On April 20, 2006, Carl Durrenberger documented on his blog the fact that roughly half of the 33 "Unwritten Rules of Management" published by William H. Swanson, the CEO of Raytheon, were lifted verbatim and without attribution from W.J King's 1944 work "The Unwritten Laws of Engineering", published by the American Society of Mechanical Engineers.
On April 23, 2006, David Zhou documented in the Harvard Crimson that "Kaavya Viswanathan’s ‘Opal Mehta’ includes several passages nearly identical to another author’s earlier work".
The search {Viswanathan plagiarism} gets 143,000 hits on Google, and 757 on Google News (is that all? it seems like it should be millions...). In contrast, {Swanson plagiarism} get 42,300 hits on Google, and a mere 32 on Google News.
As David Leonhardt points out in today's NYT ("Rule No. 35: reread rule on integrity"),
That is too bad, because in the scheme of things his character matters a lot more than hers does.
[Update: Leslie Wayne's update, "Raytheon Punishes Chief Executive for Lifting Text", cites The Boston Herald as documenting that
Mr. Swanson had also lifted the first four of his rules from a 2001 Wall Street Journal article written by Defense Secretary Donald Rumsfeld that was called "Rumsfeld Rules." For instance, the first rule in both Mr. Swanson's book and Mr. Rumsfeld's article is the same -- "Learn to say 'I don't know.' If used when appropriate, it will be used often."
The Herald also found that Mr. Swanson's rule No. 32 is similar to a life lesson about rude treatment of waiters that was contained in the book "Dave Barry Turns 50," written by Mr. Barry, a syndicated humor columnist.
I believe that makes 21 out of 33 rules so far found to be plagiarized.

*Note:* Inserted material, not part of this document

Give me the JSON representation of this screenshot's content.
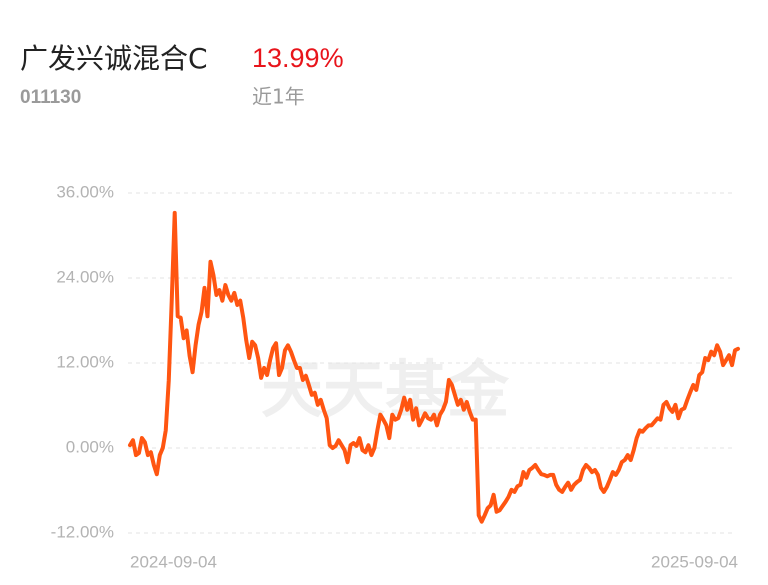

The punishment? Well, depending on how you look at it, either a million dollars or not much:
The company decided to freeze Mr. Swanson's 2006 salary at its 2005 level and cut Mr. Swanson's 2006 restricted stock award by 20 percent. In 2005, Mr. Swanson received a salary of $1.12 million and a restricted stock award of $2.96 million. A person close to the board, who was granted anonymity because he was disclosing proprietary information, said the reductions amounted to about $1 million in lost compensation.
Since 20% of $2.96 million is only $592K, I guess that means they were planning to raise his base salary by about $408K. Tough times, Bill.
Swanson is a graduate of Cal Poly, whose policy on Academic Dishonesty defines plagiarism as "the act of using the ideas or work of another person or persons as if they were one's own, without giving proper credit to the source", and asserts that
The penalty for cheating requires an "F" course grade and further attendance in the course of [sic] is prohibited.
It doesn't say anything about a 20% reduction in stock awards, though. That's harsh.]